Nas conversas que teve com Ilan a fim de convencê-lo a assumir a Presidência do BC, o ministro da Fazenda, Henrique Meirelles, assegurou que a autonomia para decisões sobre juros seria cláusula pétrea. Contudo, o futuro presidente do BC terá que lidar com a ansiedade política. A administração Temer está sustentada em uma penca de partidos com visões muito diferentes. Quer dizer: o risco de pressões virem por todos os lados é grande. Há um prazo que o próprio governo se deu para apresentar resultados concretos na economia — 60 dias.
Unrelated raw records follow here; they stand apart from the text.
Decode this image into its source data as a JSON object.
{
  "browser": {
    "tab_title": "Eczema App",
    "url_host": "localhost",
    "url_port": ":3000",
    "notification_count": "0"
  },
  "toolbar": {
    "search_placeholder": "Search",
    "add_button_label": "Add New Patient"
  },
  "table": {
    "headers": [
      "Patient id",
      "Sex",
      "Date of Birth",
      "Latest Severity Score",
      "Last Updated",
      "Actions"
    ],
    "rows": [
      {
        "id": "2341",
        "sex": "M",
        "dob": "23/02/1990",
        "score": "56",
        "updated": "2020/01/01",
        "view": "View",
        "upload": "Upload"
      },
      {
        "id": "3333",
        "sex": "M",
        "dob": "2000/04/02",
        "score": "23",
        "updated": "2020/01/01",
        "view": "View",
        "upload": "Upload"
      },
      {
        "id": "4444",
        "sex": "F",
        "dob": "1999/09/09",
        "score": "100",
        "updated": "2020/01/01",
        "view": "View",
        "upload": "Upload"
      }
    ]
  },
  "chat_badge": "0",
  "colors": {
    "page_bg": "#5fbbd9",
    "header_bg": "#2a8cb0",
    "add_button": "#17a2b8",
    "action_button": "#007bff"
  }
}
Se nada acontecer nesse período, o Banco Central será visto como salvador da pátria. Veremos a repetição do filme que passou no primeiro mandato de Dilma Rousseff. Ela tanto pressionou, que o Copom deu um cavalo de pau na política monetária e reduziu a Selic para o menor nível da história, 7,25% ao ano, mesmo com a inflação em alta. A façanha durou apenas seis meses. O BC foi obrigado a subir os juros. Mas, independentemente ao arrocho, a inflação continuou aumentando, até fechar 2015 em quase 11%, algo sem precedentes em 12 anos.
Desejo e realidade
Mesmo dando total liberdade a Ilan para conduzir o BC, Temer acredita que a instituição terá condições de cortar juros ainda no início do segundo semestre, pois há a garantia firme de se apresentar um ajuste fiscal consistente. O grosso das projeções de inflação feitas pelo mercado incorpora a pressão do desajuste fiscal sobre os preços. Na visão do governo, com a sinalização de que as contas públicas serão arrumadas, os analistas tenderão a “limpar” os índices e a expectativas de inflação convergirão mais rapidamente para o centro da meta.
Tomara que o governo saiba separar bem desejo de realidade. No contexto atual, não há a menor possibilidade de a situação das contas públicas dar um conforto. Muito pelo contrário. Quase tudo o que é preciso fazer para que o ajuste fiscal saia do campo da promessa tem que passar pelo Congresso, sobre o qual Temer está longe de ter controle. Cabe, portanto, ao BC de Ilan se manter distante da política. Todas as vezes que houve aproximação da instituição com os interesses do Palácio do Planalto o desastre se confirmou.